(Imagen de cabecera: fragmento del póster de “The Cathedral”)

Víctor Esquirol (Festival de Sundance)

El nuevo trabajo de Ricky D’Ambrose (director de Notes on an Appearance) se presenta como un retrato autobiográfico en forma de álbum familiar: una colección de tomas fijas que funcionan cuales instantáneas en movimiento, tableux vivants (a la manera del Terence Davies de Voces distantesEl largo día acaba) donde los personajes entran y salen, aparecen y desaparecen, se pelean y se reconcilian. En The Cathedral –presentada en el Festival de Sundance tras su paso por la sección Biennale College de Venecia– se impone la cohesión entre fondo y forma: la tensión entre quietud y movimiento alumbra el retrato de familias que se crean y se destruyen… para acabar formando nuevos hogares. Los ingredientes son mínimos: una habitación en la que refugiarse, un jardín en el que jugar, un balancín en el que mecerse suavemente, una mesa en la que echar una partida de cartas… Por su parte, el resultado global apunta a un retrato palpitante del movimiento del mundo: de repente, en la mesa para jugar a cartas, se produce una discusión que cambiará para siempre el devenir vital de uno de los personajes.

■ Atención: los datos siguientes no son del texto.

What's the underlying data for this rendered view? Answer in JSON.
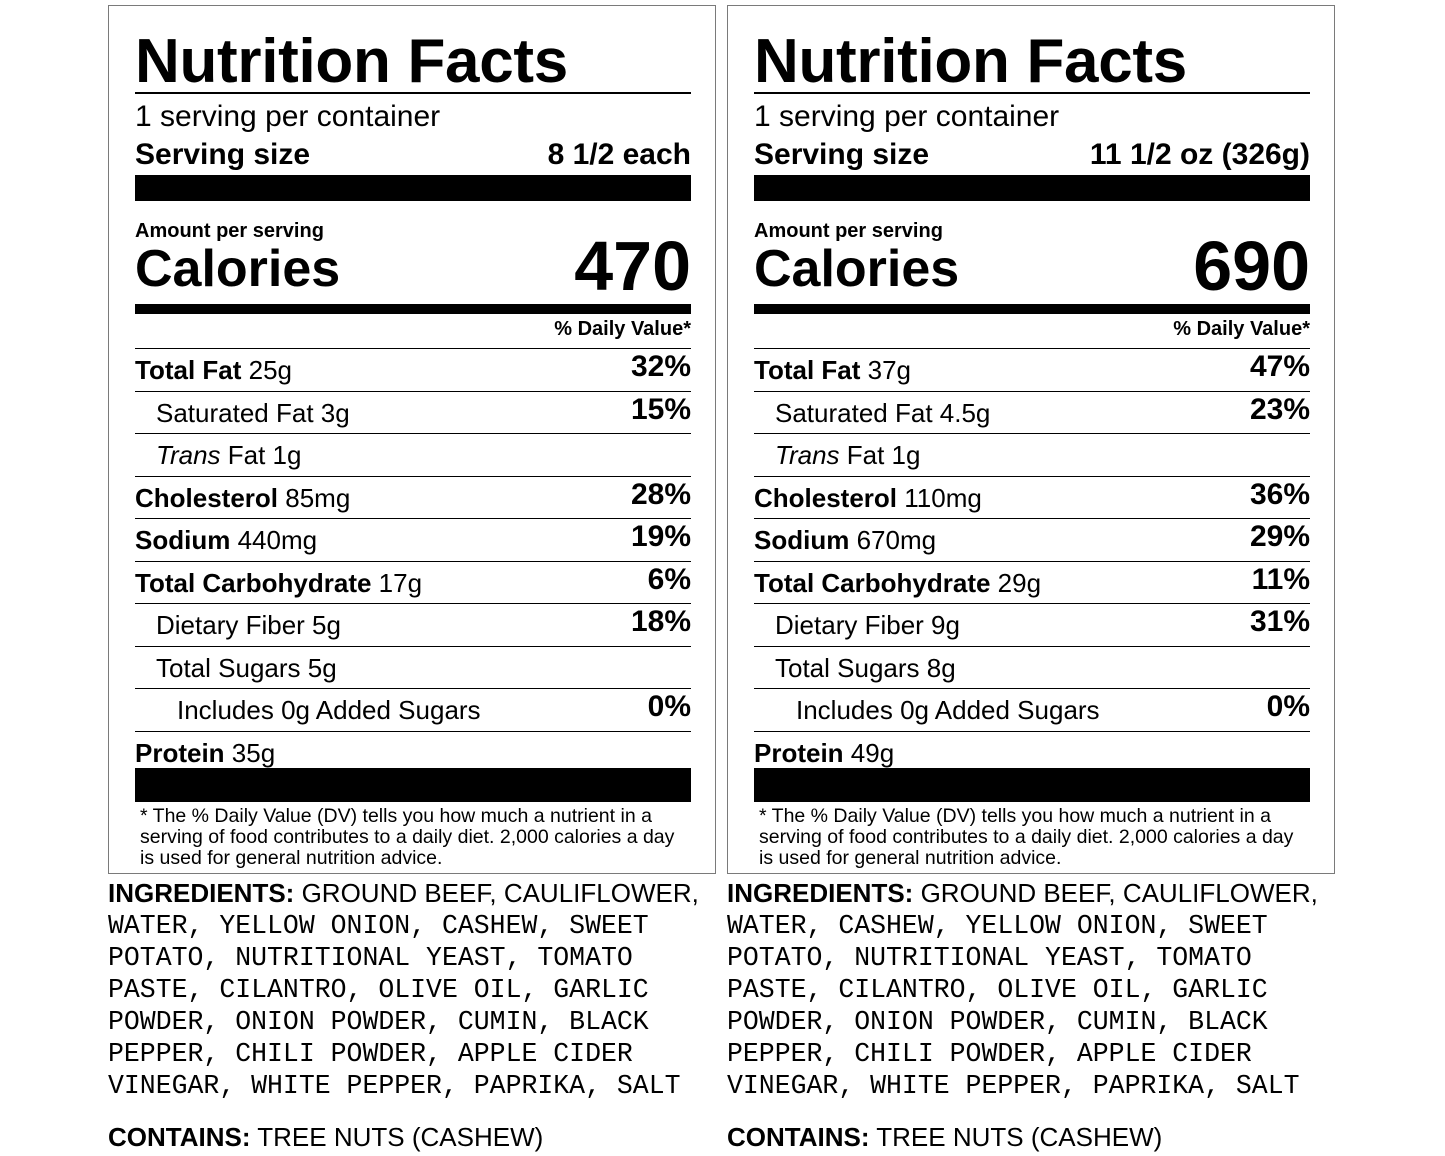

The Cathedral se halla puntuada por primeros planos del joven protagonista, presunto alter ego de D’Ambrose en esta ficción basada en hechos reales. El rostro deviene un índice, un marcador de capítulos que nos sitúa en el tiempo. Hay también otras cápsulas temporales: la retransmisión televisiva de un evento histórico, una entrevista de fondo que alude a escándalos públicos, un anuncio radiofónico. Otro marcador: una cinta VHS en la que la marca Kodak publicita la calidad extrema con la que sus productos preservarán nuestros recuerdos más valiosos. Y otro más: el destino del pater familias de esta historia se entiende en parte por la debacle de su copistería, un bastión de la era analógica que no aguanta el envite de un nuevo siglo.

Como si hubiera aprendido de los errores del pasado, The Cathedral sabe cambiar de piel, una actitud camaleónica que le permitirá mirar al futuro. La impureza audiovisual como refugio. D’Ambrose lo aprovecha todo: el celuloide, la cinta magnética o el digital en alta definición con el que se ficcionaliza (a los actores y actrices los hemos visto en otras películas) un pasado verídico. Es a través de la nitidez de tintes hiperrealistas de este último formato que D’Ambrose disecciona imágenes que podrían ser reliquias familiares auténticas, abriendo una distancia terapéutica (fuente de lucidez) entre el autor y su experiencia, entre el creador y sus propios recuerdos. Cuando se alcanza esta clarividencia, el devenir de la narración lo marca una voz en off femenina, sabia y calmada, de una omnisciencia similar a la que trabaja el animador Don Hertzfeldt, director de obras fundamentales como It’s Such a Beautiful Day o World of Tomorrow. Hertzfeld convierte siempre sus apuntes sobre la condición humana en un vertiginoso juego de escalas, en el que los hechos son siempre contemplados con una mirada muy divina y a la vez muy humana. En The Cathedral, de repente, la fórmula inamovible de los planos fijos se rompe con elegantes travellings hacia delante y atrás.

Movimientos: una casa muta porque sus dueños la reforman; y, al mismo tiempo, el barrio en el que viven se transforma por los caprichos de los flujos y fluctuaciones de la economía local-global. El mundo cambia porque lo modelamos a nuestras necesidades y caprichos… y nosotros cambiamos porque el mundo donde vivimos está en constante evolución. La puesta en escena, aparentemente austera, en realidad está trufada de detalles que, a la práctica, actúan como portales hacia esos recuerdos y sensaciones olvidadas. Las claves para la comprensión del mundo residen escondidos a plena vista: en la alfombra de la que no conseguimos despegar la vista mientras se escucha la radio, en la luz del Sol rebotando en el parqué ligeramente abollado de la habitación de la madre. Planos generalmente tomados en perspectiva isométrica, ángulos que dan forma a un cine que, al igual que el de Dan Sallit, va muy de cara. La nitidez en la expresión de cada personaje no cierra las interpretaciones, sino que las abre de par en par. Así nos montamos películas; así funcionará nuestra catedral de la memoria.